A reminder to appellate counsel

No. 14-0660/AR. U.S. v. Michael C. Budka. CCA 20120435.  On further consideration of the granted issues (74 M.J. __ (C.A.A.F. Oct. 23, 2014)), and the briefs of the parties, we first conclude that the United States Army Court of Criminal Appeals did not abuse its discretion and did not violate the principle of party presentation, as outlined in Greenlaw v. United States, 554 U.S. 237, 243-44 (2008), when it summarily affirmed the finding of guilty to the offense of aggravated assault after the Government conceded that the factual predicate for that offense had not been met.  Under Article 66(c), Uniform Code of Military Justice (UCMJ), 10 U.S.C. § 866(c) (2012), the Court of Criminal Appeals may affirm only such findings of guilty as it finds correct in law and fact, and “[i]n considering the record, it may weigh the evidence, judge the credibility of witnesses, and determine controverted questions of fact, recognizing that the trial court saw and heard the witnesses.”  These factfinding powers are “unparalleled among civilian appellate tribunals,” and the decision in Greenlaw did not take those powers into consideration. United States v. Baker, 28 M.J. 121, 122 (C.M.A. 1989). Neither the Court of Criminal Appeals, nor this Court, is bound by government concessions.
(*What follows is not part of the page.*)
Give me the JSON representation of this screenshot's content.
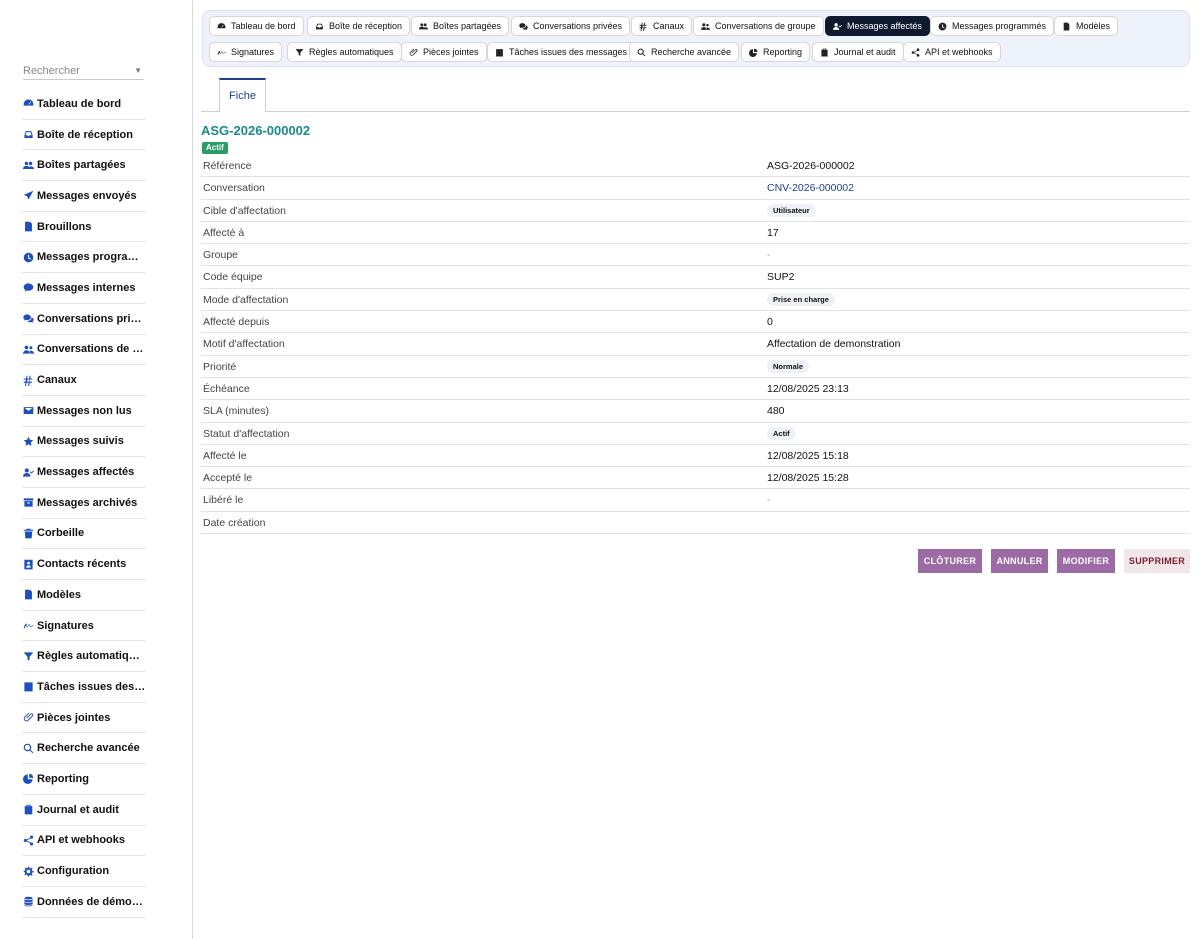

See United States v. Emmons, 31 M.J. 108, 110 (C.M.A. 1990); United States v. Hand, 11 M.J. 321, 321 (C.M.A. 1981); United States v. Wille, 9C.M.A. 623, 627, 26 C.M.R. 403, 407 (1958); United States v. McNamara, 7 C.M.A. 575, 578, 23 C.M.R. 39, 42 (1957); United States v. Patrick, 2 C.M.A. 189, 191, 7 C.M.R. 65, 67 (1953).